A área delimitada para a construção de Brasília, em 1957, de 5.822 km2 (582.220ha), abrigava 12.700 habitantes, correspondendo, em média, 45 hectares a cada morador. A vegetação do Cerrado, as nascentes e os cursos de água, as aves e os animais ocupavam essa imensidão do Planalto Central há milênios, obedecendo aos ciclos de reprodução e assegurando a interdependência natural.
A construção da cidade de Brasília, isto é, a substituição de árvores por edifícios, dos cursos d’água por vias asfaltadas, dos milhares de seres vivos que compunham a biodiversidade da região por quatro milhões da espécie humana transformou o espaço geográfico em 50 anos. O espaço físico por habitante foi reduzido de 45 hectares para um quinto de hectare (220m2).
A grandeza e a beleza da obra urbana, a estética arquitetônica, a generosidade de seus monumentos, a amplidão do céu que a recobre expressam o estilo moderno de adaptação da espécie humana ao novo ambiente escolhido e contribui para o desfrute em alto grau da felicidade de viver. Mas esta imposição do estilo de vida e de transformação do ambiente não foi sem contrapartidas.
O que perderam a espécie humana e todos os demais seres vivos que habitavam esse espaço há pouco mais de 50 anos?
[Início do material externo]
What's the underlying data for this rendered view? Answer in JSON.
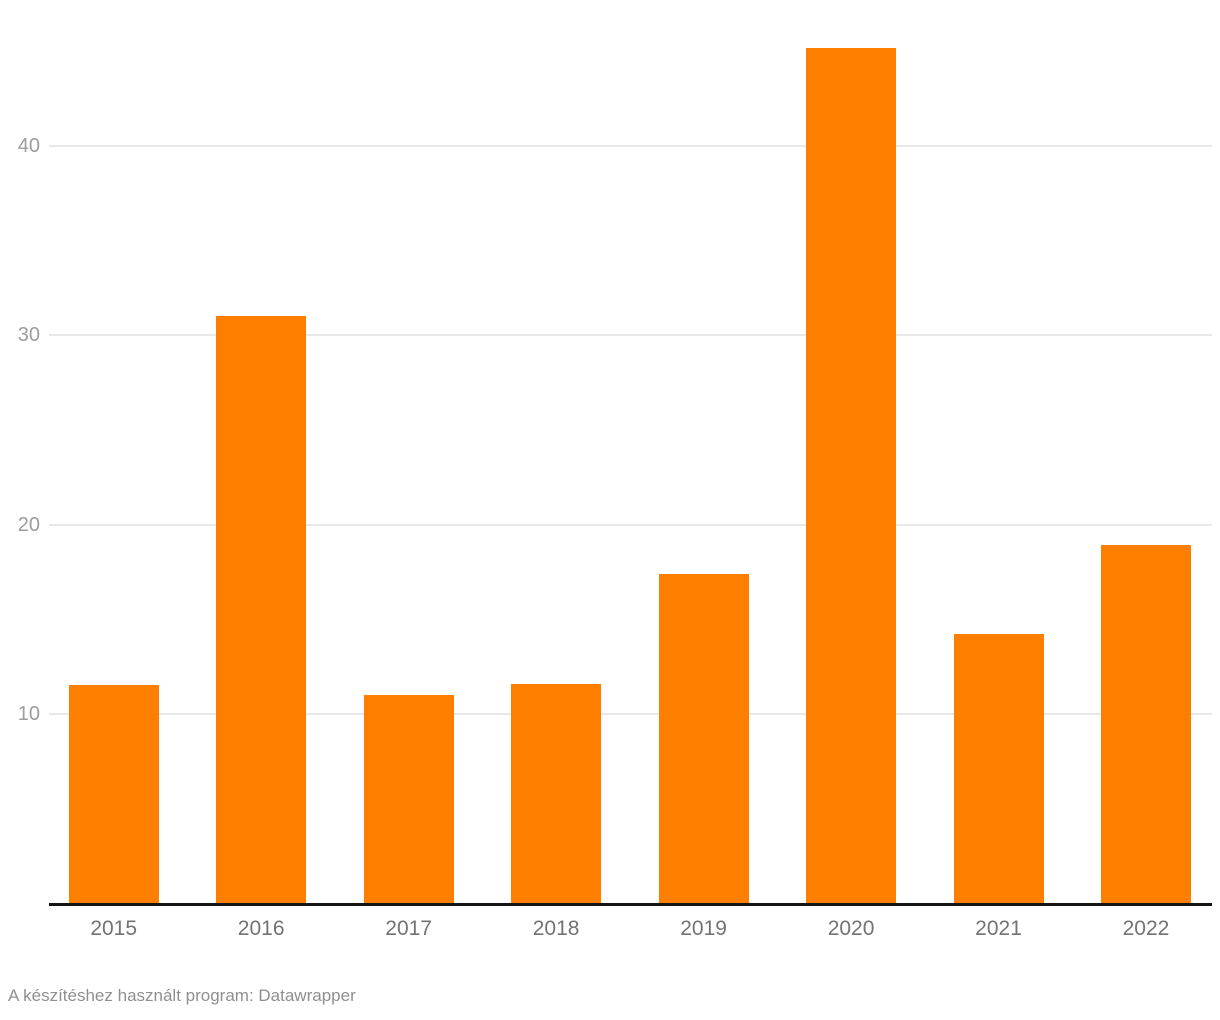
{
  "chart_data": {
    "type": "bar",
    "categories": [
      "2015",
      "2016",
      "2017",
      "2018",
      "2019",
      "2020",
      "2021",
      "2022"
    ],
    "values": [
      11.5,
      31,
      11,
      11.6,
      17.4,
      45.2,
      14.2,
      18.9
    ],
    "title": "",
    "xlabel": "",
    "ylabel": "",
    "ylim": [
      0,
      48
    ],
    "yticks": [
      10,
      20,
      30,
      40
    ],
    "grid": true,
    "legend": "none"
  },
  "footer": {
    "credit": "A készítéshez használt program: Datawrapper"
  },
  "colors": {
    "bar": "#fe7e00",
    "gridline": "#e8e8e8",
    "axis_line": "#141414",
    "ytick_label": "#9d9d9d",
    "xtick_label": "#737373",
    "footer_text": "#8f8f8f",
    "background": "#ffffff"
  }
}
Os 3.000 exemplares de aves e insetos classificados, em 1957, pelos exploradores da área que se denominaria Distrito Federal, a que número foram reduzidos?

Biodiversidade

A biodiversidade foi diminuída, espécies definitivamente eliminadas ou confinadas em áreas inseguras de refúgio. Por isso, nem todas sobreviveram. A região ficou mais pobre em vidas pela redução das espécies que praticavam aqui a interdependência e o intercâmbio necessários à multiplicação da vida. Milhares de árvores que vicejavam sobre milhões de m2 de superfície cessaram de produzir oxigênio necessário à respiração. Foram substituídas por mais de um milhão de motores que emitem gases poluentes que se aninham nos pulmões de quatro milhões de pessoas. Nem sempre há que se orgulhar dos feitos da inteligência humana.
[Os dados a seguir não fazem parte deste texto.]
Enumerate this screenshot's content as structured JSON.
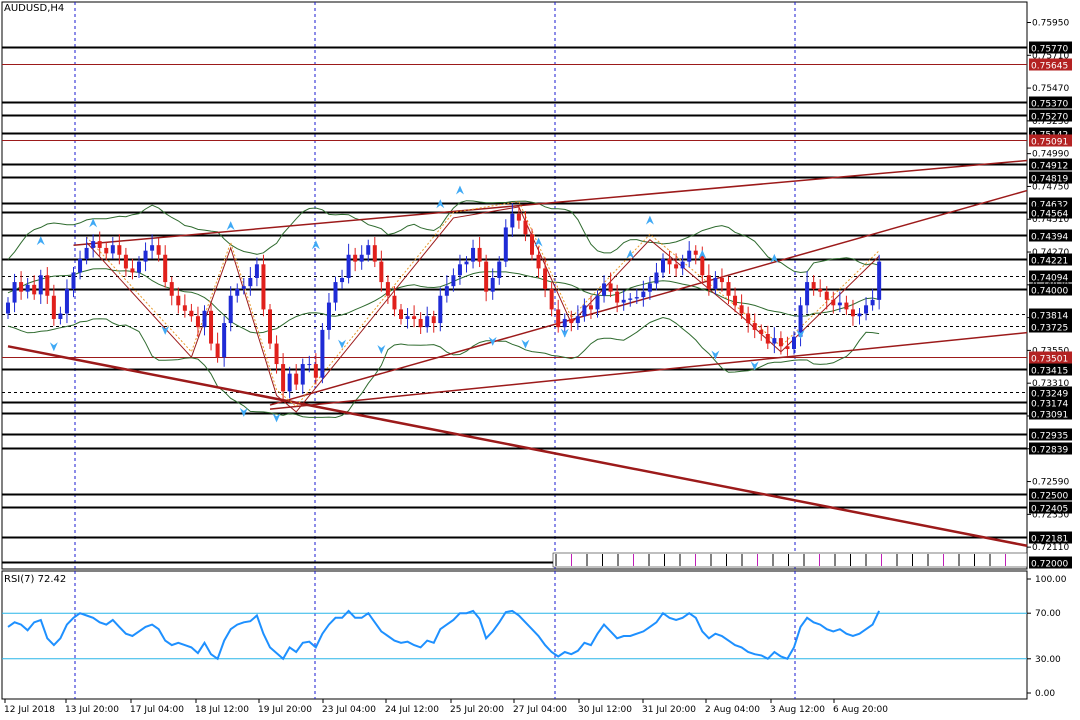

Estudiosos de diversos ramos da ciência, biólogos, geógrafos, antropólogos, sociólogos têm se debruçado sobre os efeitos da construção de Brasília e do povoamento do Distrito Federal com relação às mudanças de clima resultantes das transformações impostas ao bioma Cerrado.

Ocupação devastadora

Aceitando cifras conservadoras da ocupação do espaço do DF, estima-se que, em cinquenta anos, metade da área verde foi destruída com assentamentos e tudo o que eles requerem para atender às necessidades espontâneas e estimuladas da população. O diálogo vital e, por vezes, dramático entre os seres vivos e a natureza reflete os efeitos das contínuas mudanças e variações climáticas sobre sua capacidade de adaptação e sobrevivência.
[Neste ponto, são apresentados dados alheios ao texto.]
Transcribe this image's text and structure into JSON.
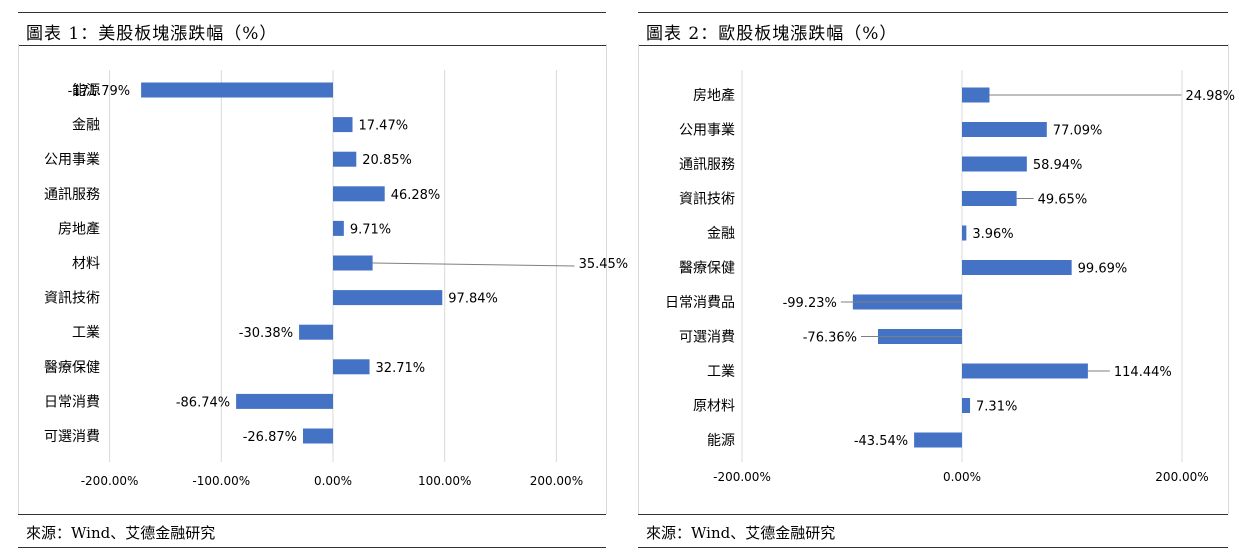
{
  "panels": [
    {
      "title": "圖表 1：美股板塊漲跌幅（%）",
      "source": "來源：Wind、艾德金融研究"
    },
    {
      "title": "圖表 2：歐股板塊漲跌幅（%）",
      "source": "來源：Wind、艾德金融研究"
    }
  ],
  "chart_data": [
    {
      "type": "bar",
      "orientation": "horizontal",
      "title": "圖表 1：美股板塊漲跌幅（%）",
      "categories": [
        "能源",
        "金融",
        "公用事業",
        "通訊服務",
        "房地產",
        "材料",
        "資訊技術",
        "工業",
        "醫療保健",
        "日常消費",
        "可選消費"
      ],
      "values": [
        -171.79,
        17.47,
        20.85,
        46.28,
        9.71,
        35.45,
        97.84,
        -30.38,
        32.71,
        -86.74,
        -26.87
      ],
      "value_labels": [
        "-171.79%",
        "17.47%",
        "20.85%",
        "46.28%",
        "9.71%",
        "35.45%",
        "97.84%",
        "-30.38%",
        "32.71%",
        "-86.74%",
        "-26.87%"
      ],
      "xlim": [
        -200,
        200
      ],
      "xticks": [
        -200,
        -100,
        0,
        100,
        200
      ],
      "xtick_labels": [
        "-200.00%",
        "-100.00%",
        "0.00%",
        "100.00%",
        "200.00%"
      ],
      "grid": "vertical",
      "bar_color": "#4472C4"
    },
    {
      "type": "bar",
      "orientation": "horizontal",
      "title": "圖表 2：歐股板塊漲跌幅（%）",
      "categories": [
        "房地產",
        "公用事業",
        "通訊服務",
        "資訊技術",
        "金融",
        "醫療保健",
        "日常消費品",
        "可選消費",
        "工業",
        "原材料",
        "能源"
      ],
      "values": [
        24.98,
        77.09,
        58.94,
        49.65,
        3.96,
        99.69,
        -99.23,
        -76.36,
        114.44,
        7.31,
        -43.54
      ],
      "value_labels": [
        "24.98%",
        "77.09%",
        "58.94%",
        "49.65%",
        "3.96%",
        "99.69%",
        "-99.23%",
        "-76.36%",
        "114.44%",
        "7.31%",
        "-43.54%"
      ],
      "xlim": [
        -200,
        200
      ],
      "xticks": [
        -200,
        0,
        200
      ],
      "xtick_labels": [
        "-200.00%",
        "0.00%",
        "200.00%"
      ],
      "grid": "vertical",
      "bar_color": "#4472C4"
    }
  ]
}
O esgotamento do solo, isto é, a eliminação dos elementos de fertilidade pela maneira de ocupação ou de práticas de produção de alimentos induz à incorporação de agentes químicos que esterilizam o ambiente. Novas formas de vida, novas espécies alienígenas se reproduzem nesse ambiente modificado. A mão do homem impõe métodos de combate a essas novas formas de vida tratando-as como pragas que ameaçam a produção de alimentos e a sobrevivência da população. Cria-se, assim, um ciclo de produção e combate a organismos vivos em consequência do desequilíbrio provocado. Trava-se uma guerra permanente contra um inimigo fabricado.
As mudanças constantes no mundo natural, segundo as estações do ano, o comportamento das chuvas e dos ventos, a ação vibrante do sol e a sombra escura da noite recebem uma dose perigosa da ação humana. A mistura de todos os elementos que atuam sobre os seres vivos afeta sua saudável sobrevivência e compromete sua reprodução. Com sagaz ironia, diz-se que há mais pessoas frequentando farmácias do que restaurantes.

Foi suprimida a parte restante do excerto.